Conclusion: In women with SLE, preterm birth is strongly associated with C3 levels and mean glucocorticoid doses. Therefore, it is important to manage both disease activity, especially in C3, and glucocorticoid dose in women who hope to conceive. Figure 1. Comparison of the rate of preterm birth or gestational weeks at delivery with disease activity parameters and glucocorticoid doses. A. Rate of preterm birth. Cases with C3 < 62mg/dl or anti-dsDNA antibody titers > 5.4IU/ml or PSL > 10mg/day had a significantly higher rate of preterm birth (P = 0.01, 0.04 and < 0.01). B. Gestational weeks at delivery. In cases with C3 < 62mg/dl or anti-dsDNA antibody titers > 5.4IU/ml or PSL > 10mg/day, gestational weeks at delivery were siginificantly shorter (P < 0.01, 0.01 and < 0.01). These analyses were based on Fisher’s exact test. PSL: prednisolone.

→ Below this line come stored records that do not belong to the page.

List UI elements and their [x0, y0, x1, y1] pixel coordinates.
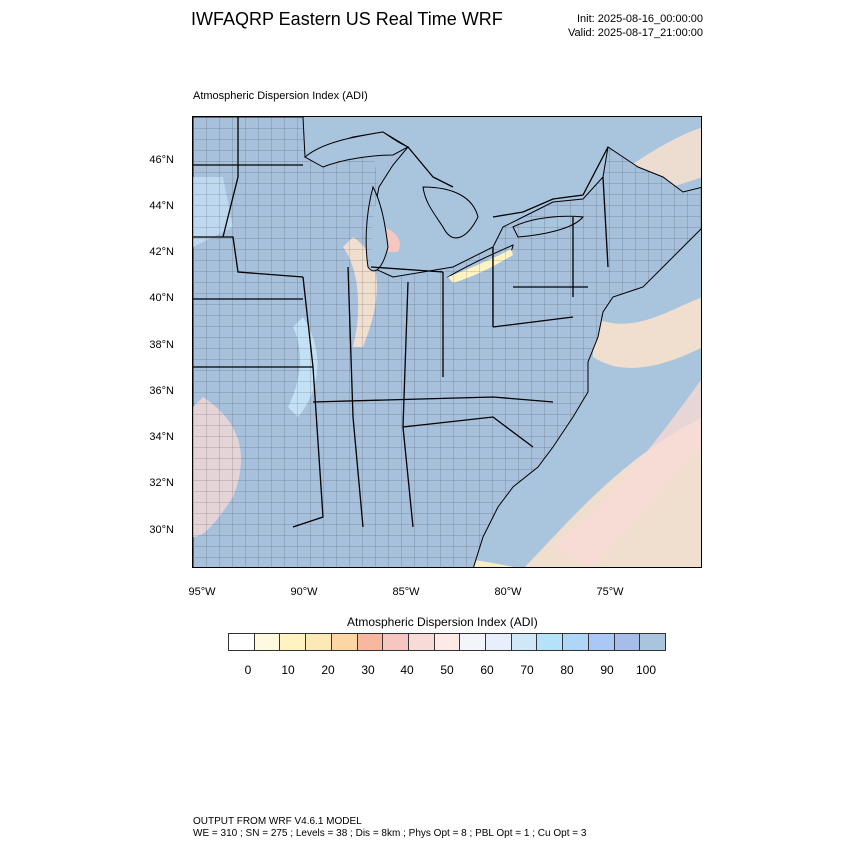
lat-label: 34°N: [149, 431, 174, 443]
colorbar-swatch: [588, 634, 615, 650]
lat-label: 42°N: [149, 246, 174, 258]
colorbar-swatch: [460, 634, 487, 650]
colorbar-swatch: [383, 634, 409, 650]
colorbar-label: 70: [520, 663, 534, 677]
colorbar-swatch: [306, 634, 332, 650]
colorbar-label: 100: [635, 663, 657, 677]
colorbar: [228, 633, 666, 651]
map-panel: [192, 116, 702, 568]
colorbar-swatch: [563, 634, 589, 650]
colorbar-swatch: [614, 634, 641, 650]
colorbar-swatch: [537, 634, 564, 650]
colorbar-swatch: [408, 634, 435, 650]
colorbar-swatch: [331, 634, 358, 650]
lon-label: 90°W: [290, 586, 318, 598]
ocean-plume-pink: [553, 379, 701, 567]
map-title: Atmospheric Dispersion Index (ADI): [193, 90, 368, 102]
valid-time: Valid: 2025-08-17_21:00:00: [568, 27, 703, 39]
colorbar-label: 20: [321, 663, 335, 677]
colorbar-label: 60: [480, 663, 494, 677]
lat-label: 40°N: [149, 292, 174, 304]
lon-label: 85°W: [392, 586, 420, 598]
colorbar-swatch: [486, 634, 512, 650]
colorbar-label: 90: [600, 663, 614, 677]
lat-label: 32°N: [149, 477, 174, 489]
colorbar-swatch: [280, 634, 307, 650]
lake-huron: [422, 186, 479, 239]
lat-label: 38°N: [149, 339, 174, 351]
init-time: Init: 2025-08-16_00:00:00: [577, 13, 703, 25]
county-boundaries: [193, 117, 701, 567]
colorbar-swatch: [229, 634, 255, 650]
lat-label: 44°N: [149, 200, 174, 212]
model-config: WE = 310 ; SN = 275 ; Levels = 38 ; Dis …: [193, 828, 587, 839]
colorbar-label: 80: [560, 663, 574, 677]
ocean-plume-north: [593, 297, 701, 368]
chart-title: IWFAQRP Eastern US Real Time WRF: [191, 9, 503, 29]
colorbar-label: 30: [361, 663, 375, 677]
colorbar-label: 50: [440, 663, 454, 677]
colorbar-swatch: [640, 634, 665, 650]
colorbar-swatch: [434, 634, 461, 650]
colorbar-swatch: [511, 634, 538, 650]
colorbar-swatch: [254, 634, 281, 650]
canada-border: [193, 146, 609, 218]
colorbar-label: 0: [244, 663, 252, 677]
lon-label: 80°W: [494, 586, 522, 598]
colorbar-title: Atmospheric Dispersion Index (ADI): [347, 615, 538, 629]
colorbar-label: 40: [400, 663, 414, 677]
colorbar-label: 10: [281, 663, 295, 677]
colorbar-swatch: [357, 634, 384, 650]
model-info: OUTPUT FROM WRF V4.6.1 MODEL: [193, 816, 362, 827]
lon-label: 95°W: [188, 586, 216, 598]
lat-label: 36°N: [149, 385, 174, 397]
lat-label: 46°N: [149, 154, 174, 166]
state-boundaries: [193, 117, 609, 528]
adi-map: [193, 117, 701, 567]
lon-label: 75°W: [596, 586, 624, 598]
lat-label: 30°N: [149, 524, 174, 536]
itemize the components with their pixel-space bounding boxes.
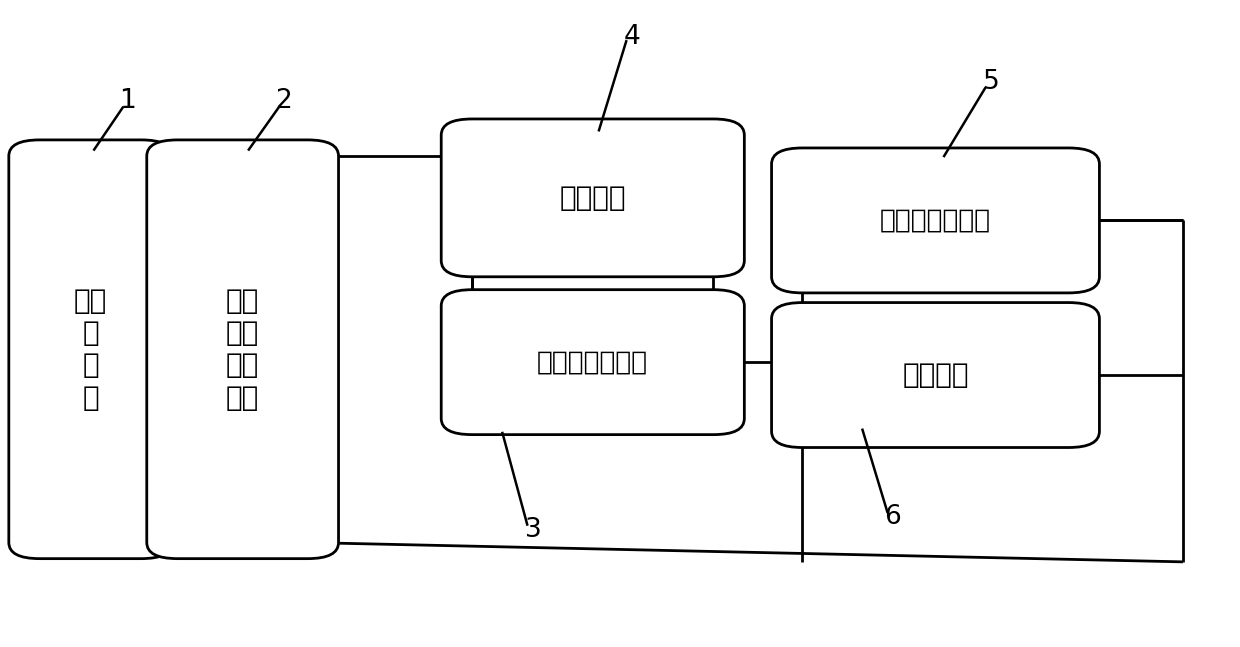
Text: 1: 1 xyxy=(119,88,136,115)
Text: 被测半导体组件: 被测半导体组件 xyxy=(880,208,991,234)
Text: 吸能单元: 吸能单元 xyxy=(903,361,968,389)
Text: 晶闸管触发单元: 晶闸管触发单元 xyxy=(537,349,649,375)
FancyBboxPatch shape xyxy=(9,140,172,558)
FancyBboxPatch shape xyxy=(146,140,339,558)
Text: 测试
电流
产生
单元: 测试 电流 产生 单元 xyxy=(226,287,259,412)
Text: 预充
电
单
元: 预充 电 单 元 xyxy=(74,287,107,412)
FancyBboxPatch shape xyxy=(771,148,1100,293)
FancyBboxPatch shape xyxy=(441,119,744,277)
FancyBboxPatch shape xyxy=(441,290,744,435)
Text: 4: 4 xyxy=(624,24,641,50)
Text: 5: 5 xyxy=(983,69,999,95)
Text: 3: 3 xyxy=(525,517,542,543)
Text: 2: 2 xyxy=(275,88,291,115)
Text: 保护单元: 保护单元 xyxy=(559,184,626,212)
FancyBboxPatch shape xyxy=(771,303,1100,448)
Text: 6: 6 xyxy=(884,504,900,530)
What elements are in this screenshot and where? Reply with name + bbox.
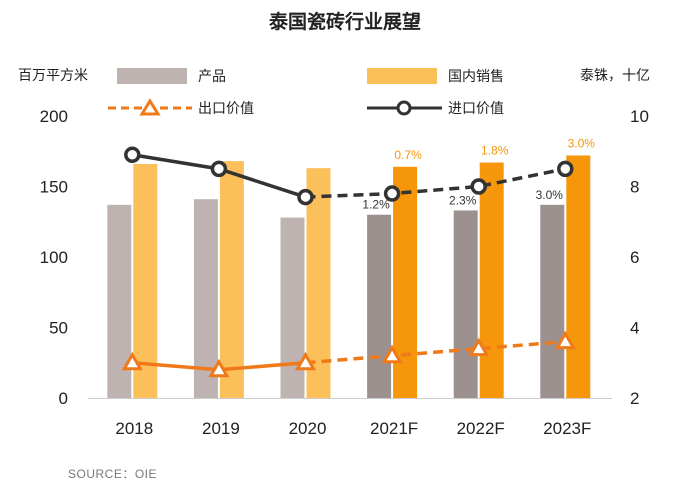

Table 1. Multivariate logistic regression analysis of risk factor for preterm birth. C3 < 62mg/dl or mean glucocorticoid dose > 10mg/day was shown to be a risk factor for preterm birth (P = 0.039 and 0.026).
Figure 2. Comparison of the rate of preterm birth or gestational weeks at delivery with the combination of C3 levels and glucocorticoid doses. The combination of C3 < 62mg/dl and PSL > 10mg/day had a significantly higher rate of risk for preterm birth (P = 0.01), and significant difference of gestational weeks at delivery (P = 0.02). These analyses were based on Fisher’s exact test. PSL: prednisolone. Disclosures: H. Shimada, None; R. Wakiya, None; s. nakashima, None; M. Kato, None; t. miyagi, None; Y. Ushio, None; K. Sugihara, None; R. Mino, None; m. mizusaki, None; K. Chujo, None; T. Kameda, None; H. Dobashi, Bristol-Myers Squibb (BMS), Chugai, Eli Lilly, GlaxoSmithKlein (GSK), MSD, Novartis, Pfizer, UCB Pharma.